1. Deflationary Token Burns (Bullish Impact)

Overview: Avalon Labs destroyed 5.18M AVL tokens ($1M) since October 2025, part of a year-long program that’s removed 67% of circulating supply (source). Burns are funded by protocol revenue, signaling sustainable tokenomics.

What this means: Reducing supply while demand stabilizes could create upward pressure.
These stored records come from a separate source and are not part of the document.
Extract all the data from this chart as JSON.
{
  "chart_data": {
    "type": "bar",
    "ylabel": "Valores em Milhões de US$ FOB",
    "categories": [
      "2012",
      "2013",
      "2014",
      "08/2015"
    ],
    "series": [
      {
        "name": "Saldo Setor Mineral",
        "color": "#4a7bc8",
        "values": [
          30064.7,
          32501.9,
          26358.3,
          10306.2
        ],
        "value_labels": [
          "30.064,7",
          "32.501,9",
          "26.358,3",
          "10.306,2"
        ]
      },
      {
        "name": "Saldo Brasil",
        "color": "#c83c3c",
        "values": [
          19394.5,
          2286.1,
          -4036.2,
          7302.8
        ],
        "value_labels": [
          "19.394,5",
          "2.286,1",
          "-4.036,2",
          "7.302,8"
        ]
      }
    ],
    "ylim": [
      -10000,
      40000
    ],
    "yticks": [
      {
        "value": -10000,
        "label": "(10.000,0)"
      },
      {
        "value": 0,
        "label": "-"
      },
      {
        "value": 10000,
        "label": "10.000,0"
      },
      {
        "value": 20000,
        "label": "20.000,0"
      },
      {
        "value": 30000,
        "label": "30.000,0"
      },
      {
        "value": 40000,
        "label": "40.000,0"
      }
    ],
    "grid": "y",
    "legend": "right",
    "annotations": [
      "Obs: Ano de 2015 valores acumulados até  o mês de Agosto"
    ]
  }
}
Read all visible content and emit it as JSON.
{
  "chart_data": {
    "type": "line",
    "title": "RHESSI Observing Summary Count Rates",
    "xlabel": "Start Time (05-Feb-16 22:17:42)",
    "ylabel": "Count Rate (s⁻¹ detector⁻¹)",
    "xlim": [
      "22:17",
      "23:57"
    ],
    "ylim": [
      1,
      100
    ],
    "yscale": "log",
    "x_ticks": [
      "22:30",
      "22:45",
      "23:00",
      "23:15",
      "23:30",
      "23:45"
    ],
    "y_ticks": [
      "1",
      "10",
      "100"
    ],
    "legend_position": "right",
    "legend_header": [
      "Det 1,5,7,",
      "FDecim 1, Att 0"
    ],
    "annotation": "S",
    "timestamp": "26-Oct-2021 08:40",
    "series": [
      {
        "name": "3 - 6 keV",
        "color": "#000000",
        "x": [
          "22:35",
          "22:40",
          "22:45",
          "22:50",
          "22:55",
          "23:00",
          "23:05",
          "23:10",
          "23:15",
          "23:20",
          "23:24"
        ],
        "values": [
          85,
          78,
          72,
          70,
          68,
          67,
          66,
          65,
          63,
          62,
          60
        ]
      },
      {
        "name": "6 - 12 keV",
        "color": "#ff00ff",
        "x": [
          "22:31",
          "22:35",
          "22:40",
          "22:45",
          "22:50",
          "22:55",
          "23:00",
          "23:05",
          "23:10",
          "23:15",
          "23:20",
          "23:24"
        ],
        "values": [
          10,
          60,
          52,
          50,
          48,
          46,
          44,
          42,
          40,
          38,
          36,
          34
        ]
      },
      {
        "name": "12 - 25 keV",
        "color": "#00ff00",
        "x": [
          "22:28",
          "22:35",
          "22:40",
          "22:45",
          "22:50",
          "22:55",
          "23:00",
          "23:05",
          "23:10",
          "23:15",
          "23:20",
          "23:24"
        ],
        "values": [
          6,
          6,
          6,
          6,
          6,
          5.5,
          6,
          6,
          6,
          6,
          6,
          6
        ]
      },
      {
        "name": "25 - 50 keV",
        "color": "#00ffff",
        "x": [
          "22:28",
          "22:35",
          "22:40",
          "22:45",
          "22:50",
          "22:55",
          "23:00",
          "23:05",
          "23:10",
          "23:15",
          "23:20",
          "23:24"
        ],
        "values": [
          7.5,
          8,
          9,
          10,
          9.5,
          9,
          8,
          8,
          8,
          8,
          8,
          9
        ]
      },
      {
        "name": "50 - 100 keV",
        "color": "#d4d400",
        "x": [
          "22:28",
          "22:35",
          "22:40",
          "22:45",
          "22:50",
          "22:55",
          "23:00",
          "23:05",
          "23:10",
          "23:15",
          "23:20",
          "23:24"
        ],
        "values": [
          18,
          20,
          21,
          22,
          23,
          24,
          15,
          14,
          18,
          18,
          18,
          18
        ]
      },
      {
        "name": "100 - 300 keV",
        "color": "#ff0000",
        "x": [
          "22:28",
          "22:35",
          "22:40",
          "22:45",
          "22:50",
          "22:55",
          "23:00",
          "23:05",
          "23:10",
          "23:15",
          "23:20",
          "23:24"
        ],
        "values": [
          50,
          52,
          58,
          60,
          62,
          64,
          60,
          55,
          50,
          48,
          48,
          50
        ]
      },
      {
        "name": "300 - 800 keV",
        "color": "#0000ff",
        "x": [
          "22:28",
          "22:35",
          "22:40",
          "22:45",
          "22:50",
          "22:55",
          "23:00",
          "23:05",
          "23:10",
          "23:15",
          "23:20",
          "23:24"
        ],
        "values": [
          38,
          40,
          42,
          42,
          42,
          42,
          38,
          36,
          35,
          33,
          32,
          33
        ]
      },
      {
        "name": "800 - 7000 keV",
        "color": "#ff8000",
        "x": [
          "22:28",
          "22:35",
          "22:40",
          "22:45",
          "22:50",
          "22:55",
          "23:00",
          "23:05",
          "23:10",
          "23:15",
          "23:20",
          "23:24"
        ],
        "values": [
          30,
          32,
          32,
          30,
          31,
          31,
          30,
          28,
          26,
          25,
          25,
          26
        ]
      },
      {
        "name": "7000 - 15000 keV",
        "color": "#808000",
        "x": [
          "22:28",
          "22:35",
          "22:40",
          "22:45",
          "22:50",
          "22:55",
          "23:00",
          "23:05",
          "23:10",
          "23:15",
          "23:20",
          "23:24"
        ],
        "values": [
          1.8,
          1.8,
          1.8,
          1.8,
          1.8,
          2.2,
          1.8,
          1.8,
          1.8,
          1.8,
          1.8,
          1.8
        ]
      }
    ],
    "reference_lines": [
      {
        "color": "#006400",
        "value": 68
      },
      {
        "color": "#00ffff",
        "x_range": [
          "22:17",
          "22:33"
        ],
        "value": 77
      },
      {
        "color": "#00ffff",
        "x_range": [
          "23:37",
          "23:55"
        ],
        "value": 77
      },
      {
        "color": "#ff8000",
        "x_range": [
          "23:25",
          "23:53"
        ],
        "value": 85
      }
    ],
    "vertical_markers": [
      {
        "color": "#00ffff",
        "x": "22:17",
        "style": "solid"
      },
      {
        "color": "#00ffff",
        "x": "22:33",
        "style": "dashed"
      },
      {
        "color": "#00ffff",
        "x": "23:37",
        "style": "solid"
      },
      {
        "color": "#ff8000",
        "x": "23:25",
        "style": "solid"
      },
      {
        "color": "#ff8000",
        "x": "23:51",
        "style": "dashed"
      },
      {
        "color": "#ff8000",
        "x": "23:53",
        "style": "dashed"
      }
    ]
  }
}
The 24h price uptick aligns with the Nov 11 burn announcement, though broader selling has limited gains.

Watch: Monthly burn execution (next expected in early December) and protocol revenue trends.

2. Technical Indicators Hint at Local Bottom (Mixed Impact)

Overview: The 7-day RSI at 28.56 (oversold) and 14-day RSI at 37.41 suggest short-term undervaluation. The pivot point at $0.1235 held as support, while the MACD histogram (-0.0028) shows bearish momentum easing.

What this means: Traders may interpret oversold conditions as a buying opportunity, but weak volume ($55M 24h turnover) and resistance at the 30-day SMA ($0.158) cap upside.

Watch: Sustained closes above $0.13 (Nov 2025 swing low) to confirm reversal potential.

3. AI/RWA Narrative Progress (Neutral-Bullish Impact)

Overview: Avalon’s October 30 whitepaper for its AI-driven real-world asset marketplace on BNB Chain briefly spiked prices 16% (source). While broader crypto fear sentiment dragged AVL back, incremental updates (e.g., GPU partnerships) may sustain interest.

What this means: Progress in merging Bitcoin, AI, and RWAs could differentiate AVL in a crowded market, but adoption timelines remain uncertain.

Conclusion

AVL’s 24h gain reflects a mix of deflationary tokenomics, technical bounce dynamics, and guarded optimism around its AI/RWA roadmap – though macro headwinds (Bitcoin dominance at 58.6%, altcoin fear) persist. Key watch: Protocol revenue data post-burn (next 1-2 weeks) to assess if scarcity is translating to organic demand.

CMC AI can make mistakes. Not financial advice.